A top contributor for a premier team throughout the year, Aaron Gordon had a terrific freshman season for Arizona. Only he wasn't a consistent performer on offense.
Gordon didn't regularly light up the box scores or take over games as a scorer. Looking back, I actually think the Blake Griffin comparisons from last summer now seem pretty silly.
Not because Gordon can't play, but because they're two different types of forwards with unrelated strengths, other than high-flying, above-the-rim athleticism.
Gordon's current and projected strengths revolve around his invaluable two-way versatility.
Usually when you think of a freak athlete like Gordon, the first thing that comes to mind is offensive upside. But not here. Arguably Gordon's most appealing strength is his defense, where he's a blanket that can take the shape of just about any opposing player.

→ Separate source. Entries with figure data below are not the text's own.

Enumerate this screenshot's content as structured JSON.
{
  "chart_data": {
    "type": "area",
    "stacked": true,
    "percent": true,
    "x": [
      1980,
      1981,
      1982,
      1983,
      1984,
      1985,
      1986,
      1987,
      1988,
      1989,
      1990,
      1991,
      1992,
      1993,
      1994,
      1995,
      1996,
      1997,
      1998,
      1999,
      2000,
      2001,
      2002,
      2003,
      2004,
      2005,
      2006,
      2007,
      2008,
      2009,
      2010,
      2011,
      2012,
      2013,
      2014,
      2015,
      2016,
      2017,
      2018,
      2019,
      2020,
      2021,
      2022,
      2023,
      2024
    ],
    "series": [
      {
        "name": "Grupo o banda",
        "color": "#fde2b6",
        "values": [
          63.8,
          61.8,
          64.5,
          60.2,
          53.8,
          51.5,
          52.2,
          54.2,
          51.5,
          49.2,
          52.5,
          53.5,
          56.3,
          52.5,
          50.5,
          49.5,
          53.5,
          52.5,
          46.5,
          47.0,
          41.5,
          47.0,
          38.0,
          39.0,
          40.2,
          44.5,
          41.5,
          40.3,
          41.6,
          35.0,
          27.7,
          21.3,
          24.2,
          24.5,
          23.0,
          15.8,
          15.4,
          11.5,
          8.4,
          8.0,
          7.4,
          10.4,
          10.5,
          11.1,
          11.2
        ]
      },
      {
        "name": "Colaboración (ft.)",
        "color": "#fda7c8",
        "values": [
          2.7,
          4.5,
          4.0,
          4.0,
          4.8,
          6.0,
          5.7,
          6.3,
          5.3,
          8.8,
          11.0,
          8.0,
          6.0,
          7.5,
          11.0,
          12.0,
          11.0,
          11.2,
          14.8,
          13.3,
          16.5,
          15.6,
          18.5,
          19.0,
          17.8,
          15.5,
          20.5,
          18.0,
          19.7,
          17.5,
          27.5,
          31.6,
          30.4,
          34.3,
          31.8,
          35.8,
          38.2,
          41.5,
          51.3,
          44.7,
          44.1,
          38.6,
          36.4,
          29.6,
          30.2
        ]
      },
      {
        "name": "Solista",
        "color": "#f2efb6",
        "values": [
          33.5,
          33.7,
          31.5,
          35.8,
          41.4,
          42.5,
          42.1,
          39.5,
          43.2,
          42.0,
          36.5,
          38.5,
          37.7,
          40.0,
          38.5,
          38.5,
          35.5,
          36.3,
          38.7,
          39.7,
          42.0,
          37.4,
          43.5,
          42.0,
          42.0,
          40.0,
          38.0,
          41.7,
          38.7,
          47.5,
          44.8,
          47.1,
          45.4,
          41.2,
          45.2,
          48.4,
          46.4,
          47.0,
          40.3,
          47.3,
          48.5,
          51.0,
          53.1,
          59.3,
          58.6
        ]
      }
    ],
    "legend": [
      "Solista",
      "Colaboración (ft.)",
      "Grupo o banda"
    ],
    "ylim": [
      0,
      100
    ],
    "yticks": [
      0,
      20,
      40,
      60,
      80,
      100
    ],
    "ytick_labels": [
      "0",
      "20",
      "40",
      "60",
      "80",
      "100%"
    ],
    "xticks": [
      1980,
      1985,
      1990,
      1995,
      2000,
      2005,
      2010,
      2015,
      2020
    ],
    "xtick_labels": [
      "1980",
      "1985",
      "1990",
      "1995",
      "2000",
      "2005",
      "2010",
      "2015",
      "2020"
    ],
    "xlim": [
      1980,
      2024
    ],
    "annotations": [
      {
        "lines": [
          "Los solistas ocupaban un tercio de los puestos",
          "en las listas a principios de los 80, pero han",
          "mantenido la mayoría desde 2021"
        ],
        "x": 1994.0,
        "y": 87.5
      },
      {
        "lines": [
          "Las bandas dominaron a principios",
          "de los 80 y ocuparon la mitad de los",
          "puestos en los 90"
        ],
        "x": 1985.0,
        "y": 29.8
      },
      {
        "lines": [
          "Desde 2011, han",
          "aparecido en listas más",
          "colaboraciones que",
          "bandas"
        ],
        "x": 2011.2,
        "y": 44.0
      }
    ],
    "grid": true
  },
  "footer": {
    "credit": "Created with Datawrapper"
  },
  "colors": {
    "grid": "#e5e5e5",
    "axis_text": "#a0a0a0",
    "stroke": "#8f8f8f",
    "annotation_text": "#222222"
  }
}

He finished No. 1 in the country in defensive win shares, a stat that estimates the number of wins contributed by a player due to his defense, per Sports-Reference.com.
Gordon has the foot speed and lateral quickness to stay with guards and wings on the perimeter:
He's very tough to lose or shake, and he has the length and quickness to recover if he ends up getting caught in traffic or beat with a first step:
Gordon also has the size and length to defend big men in the post:
He's savvy defensively. He's figured out some of the nuances of the game, like how to contest shots and bother guys without fouling:
Gordon has the chance to evolve into a smothering defensive weapon who can guard almost every position on the floor.
Offensively, he's not as polished, but his high basketball IQ and constant energy have helped make up for an unrefined set of skills. Gordon isn't a guy you feature or isolate. He has the ability to impact a game without having his number called or needing the ball in his hands.
For starters, Gordon grabbed the most offensive rebounds in the Pac-12 with 102, and he finished with 54 putbacks on the season, per Hoop-Math. That's 108 points alone off cleaning up others' misses.
He's also an excellent passer, having averaged two assists per game with limited touches in the offense. Gordon sees the floor and demonstrates a fairly disciplined shot selection. He takes the good ones and resists the urges to force the bad ones. Gordon finds ways to score opportunistically despite lacking the ability to create.
The rest of his game is powered by his world-class athleticism and nonstop motor.
In the half court, he scores off cuts, slashes, slips and flashes. Gordon finishes over 70 percent of his shots around the rim, per Hoop-Math, a reflection of his devastating blend of hops and coordination.
In transition, Gordon isn't just a threat as a finisher on the break; off a defensive rebound, he's a threat to start it. A number of times this year we've seen Gordon handle the ball and take it coast to coast before the defense can set.
In the pros, he'll probably end up playing more power forward on a full-time basis, considering his three-ball isn't threatening enough to stretch the floor as a wing.
However, he did actually find the zone from outside late in the season, and he finished with a respectable 35.6 percent clip shooting from beyond the arc. When Gordon can catch, gather, square and release in rhythm, he actually looks pretty comfortable.
Thinking long term, I kind of dig the Shawn Marion comparison myself—a forward who moves like a 3, rebounds like a 4, defends both positions and finishes plays within the offense. But the Kenyon Martin (in his prime) comparison isn't a bad one, either:
Gordon is a unique player in the class, given the various angles and cylinders he can impact a game from.
Don't get too caught up on his 12.4-point-per-game average as a freshman. Between his defense, finishing ability, rebounding and passing, along with his offensive instincts as an opportunistic scorer, there are plenty of other ways for Gordon to make his presence felt.